Cellular Neurothekeoma: Ultrastructural Features and Comparison with Plexiform Fibrohistiocytic Tumor
J Hicks, E Wartchow, J Barrish, SH Zhu, L Goin, J Schrieber, G Mierau. Texas Children's Hospital & Baylor College of Medicine, Houston, TX; The Children's Hospital, Aurora, CO
Background: Cellular neurothekeoma (CNK) is a benign cutaneous neoplasm that affects children and young adults and occurs in the upper extremity, and head and neck. Similarly, plexiform fibrohistiocytic tumor (PFHT) is a cutaneous tumor affecting children and young adults in a similar pattern. In contrast, PFHT tends to recur locally and has metastatic potential (low-grade malignancy). CNK and PFHT share certain histopathologic and immunocytochemical features, leading to difficulty in separating a benign (CNK) tumor from a low-grade malignancy (PFHT).
Design: Patient population consisted of 6 children with CNK (4F:2M, age range 2-10 yrs) and 6 children with PFHT (4F:2M, age range 4 mos-8 yrs). Sites of involvement were similar for CNK and PFHT (upper extremities, head, neck). Tissue was available for light microscopic and electron microscopic examination.
Results: CNK and PFHT shared similar histopathologic features with a plexiform architecture, and a mixture of spindled, epithelioid and "histiocytoid" cells. Occasional osteoclastic cells were noted with both CNK and PHFT. Mitotic activity was variable with both CNK and PFHT ranging from 1 to 22 per HPF. In cases where immunocytochemistry could be performed (CNK=5, PFHT=3), the immunophenotype was similar with positivity for vimentin, focal SMA, focal S100 and focal NSE. Electron microscopy demonstrated certain distinct, distinguishing differences between CNK and PFHT. CNKs were composed of epithelioid and spindled cells with occasional intercellular junctions. The spindle cell population had thin cell processes. CNK cells were surrounded by a thick moderately electron dense basal lamina material that separated the cells from each other. PFHTs were comprised of spindled to ovoid cells with a population of "histiocytoid" cells containing frequent lysosomal granules with "zebra body"-like inclusions, mimicking metabolic storage material. There was also a population of plump spindle cells with prominent endoplasmic reticulum, peripheral cytoplasmic filaments and discontinuous external lamina.

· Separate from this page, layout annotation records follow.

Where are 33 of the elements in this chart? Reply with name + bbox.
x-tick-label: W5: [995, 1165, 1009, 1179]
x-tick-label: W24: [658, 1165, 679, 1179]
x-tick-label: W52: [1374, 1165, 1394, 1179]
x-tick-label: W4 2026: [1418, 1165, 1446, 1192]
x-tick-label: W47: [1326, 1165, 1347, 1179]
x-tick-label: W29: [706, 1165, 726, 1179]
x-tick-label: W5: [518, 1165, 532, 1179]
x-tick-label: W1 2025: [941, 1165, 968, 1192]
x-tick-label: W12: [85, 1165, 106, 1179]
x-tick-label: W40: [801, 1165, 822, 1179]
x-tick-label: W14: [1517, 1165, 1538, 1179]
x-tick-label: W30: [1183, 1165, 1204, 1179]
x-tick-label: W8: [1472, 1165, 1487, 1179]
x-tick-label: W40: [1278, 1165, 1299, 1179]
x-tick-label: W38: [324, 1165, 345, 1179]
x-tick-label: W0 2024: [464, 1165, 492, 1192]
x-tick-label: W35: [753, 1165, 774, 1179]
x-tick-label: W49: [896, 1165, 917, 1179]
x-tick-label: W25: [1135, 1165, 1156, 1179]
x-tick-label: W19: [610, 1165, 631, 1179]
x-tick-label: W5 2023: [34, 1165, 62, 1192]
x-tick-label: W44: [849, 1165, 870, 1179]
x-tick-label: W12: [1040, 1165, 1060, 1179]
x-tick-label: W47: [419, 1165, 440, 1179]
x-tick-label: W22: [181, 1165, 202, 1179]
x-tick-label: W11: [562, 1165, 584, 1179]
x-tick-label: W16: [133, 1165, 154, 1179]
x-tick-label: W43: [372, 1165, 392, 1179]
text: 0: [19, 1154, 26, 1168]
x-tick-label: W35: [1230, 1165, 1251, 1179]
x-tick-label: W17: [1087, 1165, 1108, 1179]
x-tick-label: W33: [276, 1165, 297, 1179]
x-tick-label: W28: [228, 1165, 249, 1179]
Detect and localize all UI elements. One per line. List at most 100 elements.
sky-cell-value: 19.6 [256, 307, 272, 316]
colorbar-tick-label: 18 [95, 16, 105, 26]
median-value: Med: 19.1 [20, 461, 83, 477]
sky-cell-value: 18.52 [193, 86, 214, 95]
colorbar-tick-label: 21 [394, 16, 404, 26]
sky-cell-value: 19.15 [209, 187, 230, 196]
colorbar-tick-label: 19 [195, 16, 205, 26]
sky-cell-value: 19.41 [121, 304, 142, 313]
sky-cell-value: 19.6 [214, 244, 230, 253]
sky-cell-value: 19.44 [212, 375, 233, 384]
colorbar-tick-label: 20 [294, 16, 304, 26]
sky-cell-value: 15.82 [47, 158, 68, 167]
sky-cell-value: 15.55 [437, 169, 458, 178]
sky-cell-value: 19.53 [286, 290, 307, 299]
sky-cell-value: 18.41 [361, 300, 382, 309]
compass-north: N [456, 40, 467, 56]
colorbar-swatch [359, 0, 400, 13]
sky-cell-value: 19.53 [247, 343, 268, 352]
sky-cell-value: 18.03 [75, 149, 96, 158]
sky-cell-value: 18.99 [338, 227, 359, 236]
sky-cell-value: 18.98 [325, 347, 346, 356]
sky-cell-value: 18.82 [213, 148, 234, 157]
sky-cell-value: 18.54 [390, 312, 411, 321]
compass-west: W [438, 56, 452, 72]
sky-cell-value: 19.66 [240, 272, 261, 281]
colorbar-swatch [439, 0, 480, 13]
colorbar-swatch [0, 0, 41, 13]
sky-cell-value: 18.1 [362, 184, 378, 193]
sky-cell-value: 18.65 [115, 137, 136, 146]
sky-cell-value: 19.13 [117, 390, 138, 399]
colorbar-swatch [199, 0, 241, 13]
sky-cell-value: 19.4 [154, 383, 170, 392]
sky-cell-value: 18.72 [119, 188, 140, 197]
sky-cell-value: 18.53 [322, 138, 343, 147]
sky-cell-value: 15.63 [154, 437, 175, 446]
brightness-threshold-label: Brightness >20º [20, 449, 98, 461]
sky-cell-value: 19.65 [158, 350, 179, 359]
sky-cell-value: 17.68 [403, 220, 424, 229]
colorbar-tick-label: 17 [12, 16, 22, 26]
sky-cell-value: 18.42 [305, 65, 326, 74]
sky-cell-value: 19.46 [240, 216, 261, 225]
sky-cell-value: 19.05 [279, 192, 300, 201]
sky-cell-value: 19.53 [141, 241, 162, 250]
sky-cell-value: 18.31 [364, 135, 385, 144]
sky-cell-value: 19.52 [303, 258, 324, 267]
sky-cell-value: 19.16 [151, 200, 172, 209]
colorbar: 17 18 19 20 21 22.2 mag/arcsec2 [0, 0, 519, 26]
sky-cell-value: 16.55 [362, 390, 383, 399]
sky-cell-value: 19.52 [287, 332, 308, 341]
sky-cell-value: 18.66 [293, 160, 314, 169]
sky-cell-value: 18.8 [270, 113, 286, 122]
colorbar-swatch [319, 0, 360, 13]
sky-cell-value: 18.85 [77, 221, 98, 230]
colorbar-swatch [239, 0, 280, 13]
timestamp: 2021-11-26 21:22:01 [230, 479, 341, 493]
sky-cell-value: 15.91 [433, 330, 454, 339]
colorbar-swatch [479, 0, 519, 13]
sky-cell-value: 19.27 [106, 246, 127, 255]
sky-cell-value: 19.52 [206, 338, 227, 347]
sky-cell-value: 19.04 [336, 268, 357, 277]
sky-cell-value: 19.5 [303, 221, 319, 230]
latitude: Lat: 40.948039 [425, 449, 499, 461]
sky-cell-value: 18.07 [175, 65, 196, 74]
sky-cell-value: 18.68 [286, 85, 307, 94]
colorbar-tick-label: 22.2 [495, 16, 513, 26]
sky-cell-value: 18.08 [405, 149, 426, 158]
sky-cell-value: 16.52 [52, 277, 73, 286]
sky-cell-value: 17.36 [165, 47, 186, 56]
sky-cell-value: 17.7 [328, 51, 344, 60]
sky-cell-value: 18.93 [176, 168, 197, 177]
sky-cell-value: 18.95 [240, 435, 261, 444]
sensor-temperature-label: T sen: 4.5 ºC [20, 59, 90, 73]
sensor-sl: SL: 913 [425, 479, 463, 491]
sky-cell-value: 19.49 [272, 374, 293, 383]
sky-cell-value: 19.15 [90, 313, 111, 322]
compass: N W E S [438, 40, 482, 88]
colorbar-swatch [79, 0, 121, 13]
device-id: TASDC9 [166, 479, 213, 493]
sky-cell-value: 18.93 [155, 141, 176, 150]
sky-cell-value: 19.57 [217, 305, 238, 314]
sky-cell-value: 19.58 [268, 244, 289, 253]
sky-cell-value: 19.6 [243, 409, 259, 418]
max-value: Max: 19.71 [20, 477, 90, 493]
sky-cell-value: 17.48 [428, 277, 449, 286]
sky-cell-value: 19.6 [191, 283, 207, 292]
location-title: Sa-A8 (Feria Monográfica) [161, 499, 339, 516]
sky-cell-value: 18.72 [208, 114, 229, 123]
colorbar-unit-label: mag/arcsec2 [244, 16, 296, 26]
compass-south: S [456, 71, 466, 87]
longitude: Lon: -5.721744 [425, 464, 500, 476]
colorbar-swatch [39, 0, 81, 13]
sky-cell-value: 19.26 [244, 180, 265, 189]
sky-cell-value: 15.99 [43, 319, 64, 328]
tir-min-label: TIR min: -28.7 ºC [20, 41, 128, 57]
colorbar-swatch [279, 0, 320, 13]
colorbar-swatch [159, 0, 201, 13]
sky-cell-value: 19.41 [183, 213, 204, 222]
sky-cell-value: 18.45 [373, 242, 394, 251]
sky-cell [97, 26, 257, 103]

Conclusions: CNK and PFHT have very similar histopathologic and immunocytochemical features, although CNK is a benign tumor and PFHT is a malignant tumor that may metastasize to regional nodes or distant sites. Electron microscopic examination of these very similar tumors allows appropriate classification of these tumors and provides for appropriate management and follow-up.